Читать «В начале жатвы. Повести и рассказы» онлайн - страница 68

Станислав Борисович Китайский

— В рейс опоздаешь. Вон солнце скоро сядет.

— Теперь для нас лишь бы дождя не было — на все ночи работы хватит, — сказал Петро, но, посмотрев на низкое солнце, подумал, наверное, что неловко вводить позднего гостя в избу на чужом селе, и сел за баранку.

— Что ж, ехать так ехать.

Машина опять неторопливо покатилась по улице. Мужики молчали.

— Ты чего, Петя, нахохлился? — спросил Колюхов, понимая, что Петру неудобно вот так вывозить его из деревни. — Чепуха все, — добавил он, желая и его ободрить, и себе уверенности придать, а может, и надеясь выслушать сочувствие своей неприкаянности.

Но Петро сказал совсем другое:

— Да вот соображаю: прицеп взять, да мороки с ним.

— Платят больше с прицепом?

— Копейки... Не в этом дело...

В чем дело, Петро не стал объяснять, но Колюхов и так понял его: пока жив человек, должна биться в нем сила, толкающая его повыше, приподнимающая над заботой о простой сытости, горячившая бы жизнь. И главное тут — работа: трудись с выдумкой, с удалью, на пределе сил за что бы ни взялся, будь всегда первым в своем деле, и тогда все остальное приложится к твоей судьбе: будет и достаток, и покой, и добрая слава. Расти хлеб, строй дома, делай машины, сажай деревья — все зачтется, все оправдается. И все это теперь человеку доступно. Каждому человеку.

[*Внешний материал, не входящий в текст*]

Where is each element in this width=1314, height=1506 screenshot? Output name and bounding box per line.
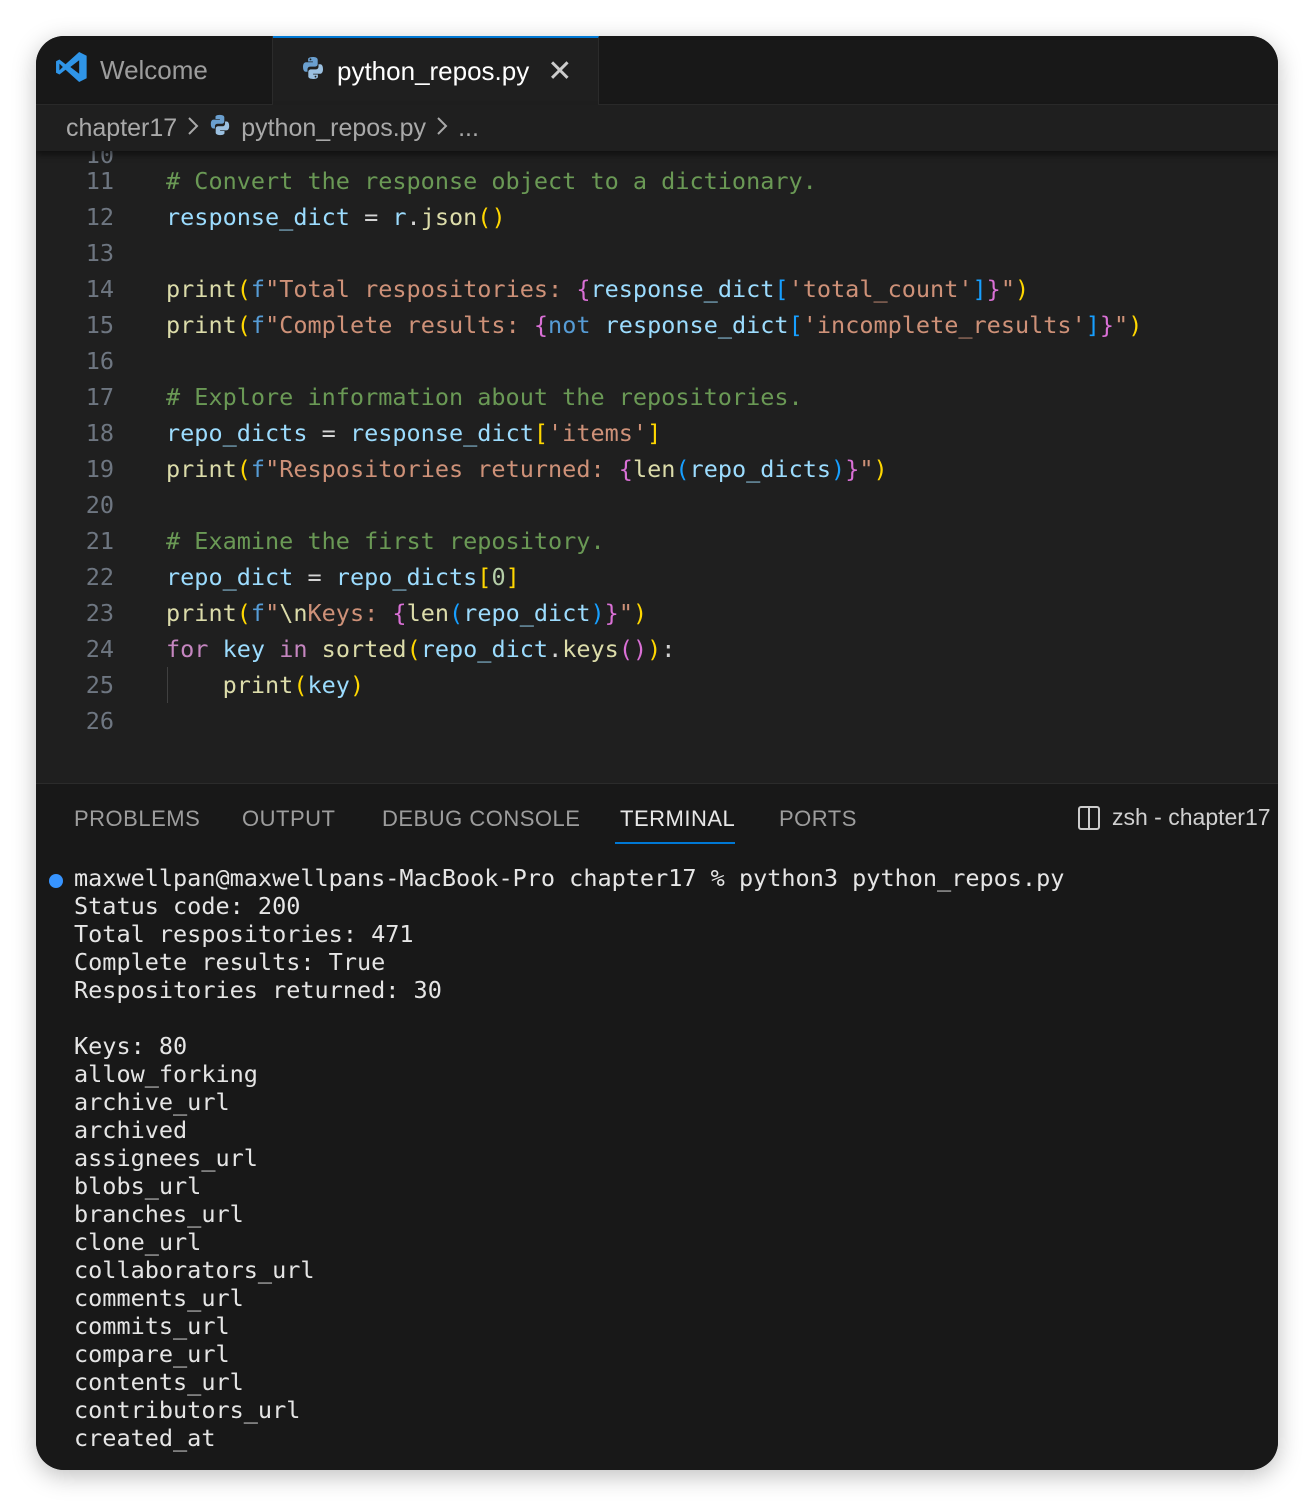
terminal-line: contributors_url: [74, 1396, 301, 1424]
code-text: print(f"Respositories returned: {len(rep…: [166, 455, 888, 483]
python-file-icon: [209, 114, 231, 143]
terminal-line: assignees_url: [74, 1144, 258, 1172]
code-text: response_dict = r.json(): [166, 203, 506, 231]
breadcrumb: chapter17 python_repos.py ...: [36, 105, 1278, 151]
code-line: 21 # Examine the first repository.: [36, 523, 1278, 559]
tab-terminal[interactable]: TERMINAL: [620, 806, 735, 832]
tab-problems[interactable]: PROBLEMS: [74, 806, 200, 832]
terminal-line: Respositories returned: 30: [74, 976, 442, 1004]
code-line: 24 for key in sorted(repo_dict.keys()):: [36, 631, 1278, 667]
breadcrumb-file[interactable]: python_repos.py: [241, 114, 426, 143]
tab-python-repos[interactable]: python_repos.py ✕: [273, 36, 599, 105]
code-line: 22 repo_dict = repo_dicts[0]: [36, 559, 1278, 595]
code-line: 12 response_dict = r.json(): [36, 199, 1278, 235]
terminal-line: allow_forking: [74, 1060, 258, 1088]
code-editor[interactable]: 10 11 # Convert the response object to a …: [36, 151, 1278, 783]
tab-python-repos-label: python_repos.py: [337, 56, 530, 86]
line-number: 25: [85, 671, 114, 699]
line-number: 22: [85, 563, 114, 591]
chevron-right-icon: [436, 114, 448, 143]
active-tab-indicator: [615, 842, 735, 844]
code-line: 26: [36, 703, 1278, 739]
line-number: 23: [85, 599, 114, 627]
code-line: 25 print(key): [36, 667, 1278, 703]
breadcrumb-folder[interactable]: chapter17: [66, 114, 177, 143]
line-number: 20: [85, 491, 114, 519]
code-text: repo_dicts = response_dict['items']: [166, 419, 662, 447]
terminal-line: archive_url: [74, 1088, 230, 1116]
code-line: 20: [36, 487, 1278, 523]
line-number: 13: [85, 239, 114, 267]
code-text: for key in sorted(repo_dict.keys()):: [166, 635, 676, 663]
terminal-output[interactable]: maxwellpan@maxwellpans-MacBook-Pro chapt…: [74, 864, 1274, 1452]
tab-debug-console[interactable]: DEBUG CONSOLE: [382, 806, 580, 832]
terminal-line: Total respositories: 471: [74, 920, 414, 948]
line-number: 21: [85, 527, 114, 555]
tab-ports[interactable]: PORTS: [779, 806, 857, 832]
tab-output[interactable]: OUTPUT: [242, 806, 335, 832]
terminal-line: blobs_url: [74, 1172, 202, 1200]
terminal-line: archived: [74, 1116, 188, 1144]
code-text: print(key): [222, 671, 365, 699]
terminal-line: Status code: 200: [74, 892, 301, 920]
terminal-line: collaborators_url: [74, 1256, 315, 1284]
code-line: 16: [36, 343, 1278, 379]
terminal-line: created_at: [74, 1424, 216, 1452]
terminal-line: compare_url: [74, 1340, 230, 1368]
code-text: print(f"\nKeys: {len(repo_dict)}"): [166, 599, 648, 627]
command-status-dot[interactable]: [49, 874, 63, 888]
line-number: 18: [85, 419, 114, 447]
line-number: 12: [85, 203, 114, 231]
terminal-selector-label: zsh - chapter17: [1112, 804, 1271, 830]
terminal-line: Keys: 80: [74, 1032, 188, 1060]
terminal-line: clone_url: [74, 1228, 202, 1256]
chevron-right-icon: [187, 114, 199, 143]
line-number: 19: [85, 455, 114, 483]
python-file-icon: [301, 56, 325, 87]
bottom-panel: PROBLEMS OUTPUT DEBUG CONSOLE TERMINAL P…: [36, 783, 1278, 1470]
code-line: 11 # Convert the response object to a dic…: [36, 163, 1278, 199]
code-line: 15 print(f"Complete results: {not respons…: [36, 307, 1278, 343]
line-number: 24: [85, 635, 114, 663]
line-number: 17: [85, 383, 114, 411]
terminal-line: comments_url: [74, 1284, 244, 1312]
code-line: 18 repo_dicts = response_dict['items']: [36, 415, 1278, 451]
code-text: print(f"Complete results: {not response_…: [166, 311, 1143, 339]
tab-welcome-label: Welcome: [100, 54, 208, 85]
terminal-selector[interactable]: zsh - chapter17: [1078, 804, 1271, 831]
code-text: # Convert the response object to a dicti…: [166, 167, 817, 195]
line-number: 11: [85, 167, 114, 195]
code-line: 23 print(f"\nKeys: {len(repo_dict)}"): [36, 595, 1278, 631]
terminal-line: contents_url: [74, 1368, 244, 1396]
line-number: 14: [85, 275, 114, 303]
terminal-prompt-line: maxwellpan@maxwellpans-MacBook-Pro chapt…: [74, 864, 1065, 892]
split-terminal-icon[interactable]: [1078, 805, 1100, 830]
vscode-logo-icon: [54, 50, 88, 91]
line-number: 15: [85, 311, 114, 339]
close-icon[interactable]: ✕: [547, 56, 572, 87]
vscode-window: Welcome python_repos.py ✕ chapter17 pyth…: [36, 36, 1278, 1470]
panel-tabs: PROBLEMS OUTPUT DEBUG CONSOLE TERMINAL P…: [36, 784, 1278, 856]
code-text: # Explore information about the reposito…: [166, 383, 803, 411]
code-line: 13: [36, 235, 1278, 271]
terminal-line: Complete results: True: [74, 948, 386, 976]
tab-welcome[interactable]: Welcome: [36, 36, 273, 104]
code-text: repo_dict = repo_dicts[0]: [166, 563, 520, 591]
code-line: 17 # Explore information about the reposi…: [36, 379, 1278, 415]
line-number: 26: [85, 707, 114, 735]
editor-tab-bar: Welcome python_repos.py ✕: [36, 36, 1278, 105]
code-line: 19 print(f"Respositories returned: {len(r…: [36, 451, 1278, 487]
terminal-line: branches_url: [74, 1200, 244, 1228]
code-text: print(f"Total respositories: {response_d…: [166, 275, 1030, 303]
code-line: 14 print(f"Total respositories: {response…: [36, 271, 1278, 307]
code-text: # Examine the first repository.: [166, 527, 605, 555]
breadcrumb-more[interactable]: ...: [458, 114, 479, 143]
line-number: 16: [85, 347, 114, 375]
terminal-line: commits_url: [74, 1312, 230, 1340]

Но он тут же спохватился, что самому ему уже и не поработать так, и ничего у него уже не приложится, и если осталось что, так только искать по памяти Федюньку в крапиве...

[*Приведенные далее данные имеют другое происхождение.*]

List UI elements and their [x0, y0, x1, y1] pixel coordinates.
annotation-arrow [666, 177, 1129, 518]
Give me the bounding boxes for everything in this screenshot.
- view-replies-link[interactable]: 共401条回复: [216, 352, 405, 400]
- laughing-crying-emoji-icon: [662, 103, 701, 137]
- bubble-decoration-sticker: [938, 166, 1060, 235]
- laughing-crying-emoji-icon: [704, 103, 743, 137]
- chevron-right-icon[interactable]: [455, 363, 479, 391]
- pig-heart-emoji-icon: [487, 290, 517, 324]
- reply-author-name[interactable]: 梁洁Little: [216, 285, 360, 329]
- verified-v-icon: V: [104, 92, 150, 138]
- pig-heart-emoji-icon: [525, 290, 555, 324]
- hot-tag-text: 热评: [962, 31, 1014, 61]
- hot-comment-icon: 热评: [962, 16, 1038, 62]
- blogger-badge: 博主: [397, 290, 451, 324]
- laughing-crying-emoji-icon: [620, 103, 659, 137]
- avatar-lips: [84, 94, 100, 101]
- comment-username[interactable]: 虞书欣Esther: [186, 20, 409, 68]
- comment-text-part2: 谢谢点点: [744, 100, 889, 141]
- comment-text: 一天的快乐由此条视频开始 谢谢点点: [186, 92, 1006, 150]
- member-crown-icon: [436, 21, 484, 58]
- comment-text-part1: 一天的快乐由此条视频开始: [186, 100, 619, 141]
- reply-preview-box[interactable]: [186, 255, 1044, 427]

Он попросил Петра ехать потише и стал смотреть на уплывающую по бокам машины деревню пристально, будто стараясь запомнить каждый кустик, каждый заплот, каждого ребенка на улице. На выезде, возле бывшего дома, он издали увидел Филиппушку. Тот стоял в привычной кожанке, облокотившись на прясло и попыхивал трубочкой. Колюхов отвернулся и сказал Петру:

— Гони!

Петр прибавил газу.

XI

 Филиппушка тоже заметил Колюхова: он показался ему поникшим и злым. Видел-то всего секунду, а так и отпечатался в памяти — темный пиджак, расстегнутый ворот белой рубахи, из ворота широким пнем вырастает все еще крутая шея, а на ней покачивается белая голова с тяжелой, будто оплывшей мордой — спит не спит, и живые не такие.

Выперли-таки гада! — мысленно обрадовался Филиппушка. — Выперли! Это и надо. Это хорошо. На кой черт он кому тут нужен? У села своих забот полно. В каждой избе собственные печали, собственные радости. Тем же племянникам надо вон уборку торопить, да еще по дому убираться — скотина там, огороды, дети, курицы, — каждый за это еще обеими руками, глупый, держится, как за настоящее счастье, па кой черт им этот элемент! И выперли. Выставили за ворота и след замели. Обрадовался, приперся... Да катись ты!..

Филиппушке захотелось поделиться с кем-нибудь этой радостью, но не идти же к соседям. И он зашагал в степь, на свое любимое место.

Его охватило ощущение праздника — широкого и крылатого. Щедрые краски полей, деревьев и неба, которые Филиппушка давно уже скорей угадывал, чем различал, вдруг вспыхнули в его глазах первобытно свежо, как на пасхальных крашенках, все звуки в природе прояснялись и сделались слышными каждый в отдельности — и звон жаворонка, и стрекотанье кузнечиков, и шепот пшеничных колосьев. И ему показалось, что он становится невесомым и парит над всем этим, легкий и светлый. И в то же время он шагал по дороге, навстречу ему шли машины с хлебом, расцвеченные лозунгами и флажками, и он приветствовал шоферов поднятой к козырьку рукой, будто принимал парад.